Boehm, Hans hans_boehm@hp.com
Wed, 28 Aug 2002 11:25:58 -0700

> From: Charles Fiterman [mailto:cef@geodesic.com]
> Collection is divided by giving each processor an area to collect. If 
> processor A finds a pointer to processor B's data it notifies 
> processor B. 
> At small sizes this works fine, as we scale up it breaks down. GC 
> parallelizes quite well at one scale but not another.
I don't consider that the standard approach to parallelizing tracing.  Most parallel collectors that I know of use some wort of work list algorithm, where the work list essentially contains grey objects.  There is no specific memory region associated with each process(or).  This assumes an SMP, or a NUMA machine with relatively small remote access penalties.

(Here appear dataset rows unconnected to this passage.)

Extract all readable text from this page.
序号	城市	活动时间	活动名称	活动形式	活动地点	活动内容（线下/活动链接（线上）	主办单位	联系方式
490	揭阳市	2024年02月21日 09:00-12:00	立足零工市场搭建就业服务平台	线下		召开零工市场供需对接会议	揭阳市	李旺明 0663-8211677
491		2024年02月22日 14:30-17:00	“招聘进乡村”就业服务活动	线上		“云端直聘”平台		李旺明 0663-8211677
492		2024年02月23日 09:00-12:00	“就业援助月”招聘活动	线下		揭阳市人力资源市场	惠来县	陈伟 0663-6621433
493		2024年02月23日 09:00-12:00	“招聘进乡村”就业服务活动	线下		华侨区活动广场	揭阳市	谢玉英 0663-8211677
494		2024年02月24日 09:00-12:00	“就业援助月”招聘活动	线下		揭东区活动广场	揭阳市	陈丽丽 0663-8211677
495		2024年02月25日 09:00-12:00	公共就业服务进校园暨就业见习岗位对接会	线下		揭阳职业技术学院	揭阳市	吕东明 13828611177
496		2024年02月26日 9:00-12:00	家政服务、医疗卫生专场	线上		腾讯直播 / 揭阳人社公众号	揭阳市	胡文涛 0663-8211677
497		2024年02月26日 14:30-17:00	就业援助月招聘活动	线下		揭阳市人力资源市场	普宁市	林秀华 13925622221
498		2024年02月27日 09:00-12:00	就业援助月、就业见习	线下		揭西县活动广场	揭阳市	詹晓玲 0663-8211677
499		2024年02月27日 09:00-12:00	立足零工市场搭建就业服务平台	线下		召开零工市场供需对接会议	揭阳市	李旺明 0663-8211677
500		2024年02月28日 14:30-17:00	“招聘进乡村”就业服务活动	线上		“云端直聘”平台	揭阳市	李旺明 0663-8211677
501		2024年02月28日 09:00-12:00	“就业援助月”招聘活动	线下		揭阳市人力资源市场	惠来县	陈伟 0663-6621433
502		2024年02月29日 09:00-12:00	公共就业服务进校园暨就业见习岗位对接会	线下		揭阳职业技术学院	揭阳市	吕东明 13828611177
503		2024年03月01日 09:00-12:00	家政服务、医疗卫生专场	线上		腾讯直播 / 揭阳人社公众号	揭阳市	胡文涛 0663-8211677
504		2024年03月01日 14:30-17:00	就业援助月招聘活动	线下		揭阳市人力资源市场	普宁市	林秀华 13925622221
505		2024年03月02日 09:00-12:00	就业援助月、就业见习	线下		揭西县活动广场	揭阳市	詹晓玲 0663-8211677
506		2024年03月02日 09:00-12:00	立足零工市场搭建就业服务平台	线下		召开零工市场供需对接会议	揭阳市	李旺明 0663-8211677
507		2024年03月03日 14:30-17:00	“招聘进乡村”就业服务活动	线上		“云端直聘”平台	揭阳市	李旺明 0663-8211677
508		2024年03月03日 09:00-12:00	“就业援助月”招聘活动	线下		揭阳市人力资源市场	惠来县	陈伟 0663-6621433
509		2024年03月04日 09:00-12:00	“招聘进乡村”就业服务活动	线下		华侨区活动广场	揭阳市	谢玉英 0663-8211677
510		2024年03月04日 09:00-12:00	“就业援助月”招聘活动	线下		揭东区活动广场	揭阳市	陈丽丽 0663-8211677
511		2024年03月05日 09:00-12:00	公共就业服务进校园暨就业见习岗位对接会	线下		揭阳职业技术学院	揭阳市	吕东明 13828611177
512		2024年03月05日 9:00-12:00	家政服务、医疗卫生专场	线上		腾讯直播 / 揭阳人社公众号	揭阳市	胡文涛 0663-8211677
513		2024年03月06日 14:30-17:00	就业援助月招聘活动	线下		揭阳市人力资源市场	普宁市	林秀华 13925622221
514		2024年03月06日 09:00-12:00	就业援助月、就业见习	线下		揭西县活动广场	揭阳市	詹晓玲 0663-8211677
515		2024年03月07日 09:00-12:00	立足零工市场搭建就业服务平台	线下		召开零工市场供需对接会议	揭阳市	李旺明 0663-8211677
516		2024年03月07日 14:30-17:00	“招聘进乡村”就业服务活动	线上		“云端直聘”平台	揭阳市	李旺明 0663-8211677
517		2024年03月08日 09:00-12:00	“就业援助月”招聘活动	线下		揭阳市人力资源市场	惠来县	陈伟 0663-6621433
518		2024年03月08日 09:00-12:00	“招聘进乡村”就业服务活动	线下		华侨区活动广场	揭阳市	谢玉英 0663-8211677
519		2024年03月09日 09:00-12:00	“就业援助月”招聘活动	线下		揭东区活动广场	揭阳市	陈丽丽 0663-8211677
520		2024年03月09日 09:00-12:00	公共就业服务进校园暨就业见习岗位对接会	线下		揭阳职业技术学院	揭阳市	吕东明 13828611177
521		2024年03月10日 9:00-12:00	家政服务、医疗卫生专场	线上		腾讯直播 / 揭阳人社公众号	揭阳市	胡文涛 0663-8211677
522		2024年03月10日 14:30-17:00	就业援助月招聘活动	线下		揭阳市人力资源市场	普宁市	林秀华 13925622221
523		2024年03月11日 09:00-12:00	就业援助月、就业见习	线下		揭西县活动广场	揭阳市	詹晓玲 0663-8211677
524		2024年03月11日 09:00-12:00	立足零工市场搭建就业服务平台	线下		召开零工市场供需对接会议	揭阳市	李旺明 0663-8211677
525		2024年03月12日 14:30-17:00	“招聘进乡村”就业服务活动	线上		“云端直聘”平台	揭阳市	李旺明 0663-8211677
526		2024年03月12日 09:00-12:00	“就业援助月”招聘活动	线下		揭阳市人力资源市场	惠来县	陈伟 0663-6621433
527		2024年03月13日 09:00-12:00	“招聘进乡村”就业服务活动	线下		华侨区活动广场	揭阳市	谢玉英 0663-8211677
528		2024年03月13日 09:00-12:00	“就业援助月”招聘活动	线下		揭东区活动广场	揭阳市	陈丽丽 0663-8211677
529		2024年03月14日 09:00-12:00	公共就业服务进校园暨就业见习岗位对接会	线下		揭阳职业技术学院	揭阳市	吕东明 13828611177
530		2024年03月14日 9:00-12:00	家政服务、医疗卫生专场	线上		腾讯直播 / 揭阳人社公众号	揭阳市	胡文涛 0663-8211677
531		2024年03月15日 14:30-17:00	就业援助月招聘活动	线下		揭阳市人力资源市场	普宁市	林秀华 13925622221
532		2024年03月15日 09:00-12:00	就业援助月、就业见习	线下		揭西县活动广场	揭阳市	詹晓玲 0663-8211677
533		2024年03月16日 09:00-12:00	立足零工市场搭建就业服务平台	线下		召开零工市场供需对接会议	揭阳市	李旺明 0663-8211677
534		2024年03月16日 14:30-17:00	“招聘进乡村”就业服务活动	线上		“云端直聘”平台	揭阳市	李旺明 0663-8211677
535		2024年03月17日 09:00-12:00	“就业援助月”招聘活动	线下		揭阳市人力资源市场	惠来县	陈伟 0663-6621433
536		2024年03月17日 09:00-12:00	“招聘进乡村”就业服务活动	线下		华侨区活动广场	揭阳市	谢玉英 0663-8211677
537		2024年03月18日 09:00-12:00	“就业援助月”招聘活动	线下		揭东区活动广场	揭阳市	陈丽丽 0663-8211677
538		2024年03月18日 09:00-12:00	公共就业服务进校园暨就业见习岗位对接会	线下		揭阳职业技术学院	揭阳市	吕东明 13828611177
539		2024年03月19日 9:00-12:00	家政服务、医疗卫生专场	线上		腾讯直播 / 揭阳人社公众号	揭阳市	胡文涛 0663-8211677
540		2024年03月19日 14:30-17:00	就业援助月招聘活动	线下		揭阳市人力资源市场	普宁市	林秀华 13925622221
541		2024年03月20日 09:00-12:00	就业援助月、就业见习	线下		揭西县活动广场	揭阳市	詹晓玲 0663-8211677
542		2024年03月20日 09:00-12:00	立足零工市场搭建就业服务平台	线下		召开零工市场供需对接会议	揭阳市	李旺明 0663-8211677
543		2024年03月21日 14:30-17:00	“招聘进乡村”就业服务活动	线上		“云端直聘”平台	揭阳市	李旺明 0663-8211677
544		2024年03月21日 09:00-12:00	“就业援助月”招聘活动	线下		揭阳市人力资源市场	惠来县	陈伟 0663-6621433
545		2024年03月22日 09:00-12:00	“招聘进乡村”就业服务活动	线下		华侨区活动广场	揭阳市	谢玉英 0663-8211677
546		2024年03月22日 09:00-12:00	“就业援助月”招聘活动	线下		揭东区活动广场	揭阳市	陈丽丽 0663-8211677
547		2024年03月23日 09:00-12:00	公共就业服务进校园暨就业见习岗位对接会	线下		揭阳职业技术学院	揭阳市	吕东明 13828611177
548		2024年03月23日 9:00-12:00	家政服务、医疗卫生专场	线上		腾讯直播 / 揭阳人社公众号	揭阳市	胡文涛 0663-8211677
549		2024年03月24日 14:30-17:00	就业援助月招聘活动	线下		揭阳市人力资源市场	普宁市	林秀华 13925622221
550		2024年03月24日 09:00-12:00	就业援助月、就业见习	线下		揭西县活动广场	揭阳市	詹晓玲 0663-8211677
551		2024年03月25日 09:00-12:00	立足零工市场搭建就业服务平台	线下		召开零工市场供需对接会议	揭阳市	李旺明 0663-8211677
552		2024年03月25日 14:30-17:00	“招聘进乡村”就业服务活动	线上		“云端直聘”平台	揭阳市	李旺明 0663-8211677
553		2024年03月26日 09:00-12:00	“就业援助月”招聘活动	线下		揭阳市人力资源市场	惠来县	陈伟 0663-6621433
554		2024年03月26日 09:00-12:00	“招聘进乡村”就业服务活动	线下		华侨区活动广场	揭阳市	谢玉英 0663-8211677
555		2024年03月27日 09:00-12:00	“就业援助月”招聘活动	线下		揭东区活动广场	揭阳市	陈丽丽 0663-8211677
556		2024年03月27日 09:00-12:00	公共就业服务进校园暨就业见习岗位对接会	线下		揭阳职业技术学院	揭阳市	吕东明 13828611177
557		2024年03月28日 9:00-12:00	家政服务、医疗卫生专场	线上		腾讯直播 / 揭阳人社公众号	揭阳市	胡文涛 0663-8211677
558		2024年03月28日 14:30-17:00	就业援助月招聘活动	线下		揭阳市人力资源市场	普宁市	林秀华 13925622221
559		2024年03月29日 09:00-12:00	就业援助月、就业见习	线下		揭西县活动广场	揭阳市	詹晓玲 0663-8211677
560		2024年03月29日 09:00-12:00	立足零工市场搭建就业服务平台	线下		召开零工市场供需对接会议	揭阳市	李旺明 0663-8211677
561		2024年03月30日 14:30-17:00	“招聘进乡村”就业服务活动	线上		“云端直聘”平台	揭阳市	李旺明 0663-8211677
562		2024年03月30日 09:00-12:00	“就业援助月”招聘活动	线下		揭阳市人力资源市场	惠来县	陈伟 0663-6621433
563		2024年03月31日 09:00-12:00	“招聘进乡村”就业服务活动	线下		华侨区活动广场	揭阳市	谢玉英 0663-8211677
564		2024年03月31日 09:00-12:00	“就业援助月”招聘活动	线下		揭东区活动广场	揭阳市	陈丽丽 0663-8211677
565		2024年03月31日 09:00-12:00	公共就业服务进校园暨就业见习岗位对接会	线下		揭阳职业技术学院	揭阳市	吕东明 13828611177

My impression (based on various papers I've seen and some of my own measurements, cf. http://lib.hpl.hp.com/techpubs/2000/HPL-2000-165.html) is that at least for a mark/sweep collector, this scales well unless/until it runs into memory bandwidth limitations of the underlying hardware.  Our collector takes in the vicinity of 1.5 seconds to trace a GB of pointer-containing small objects on a 2 processor Itanium 2 machine, and almost exactly twice that on a uniprocessor.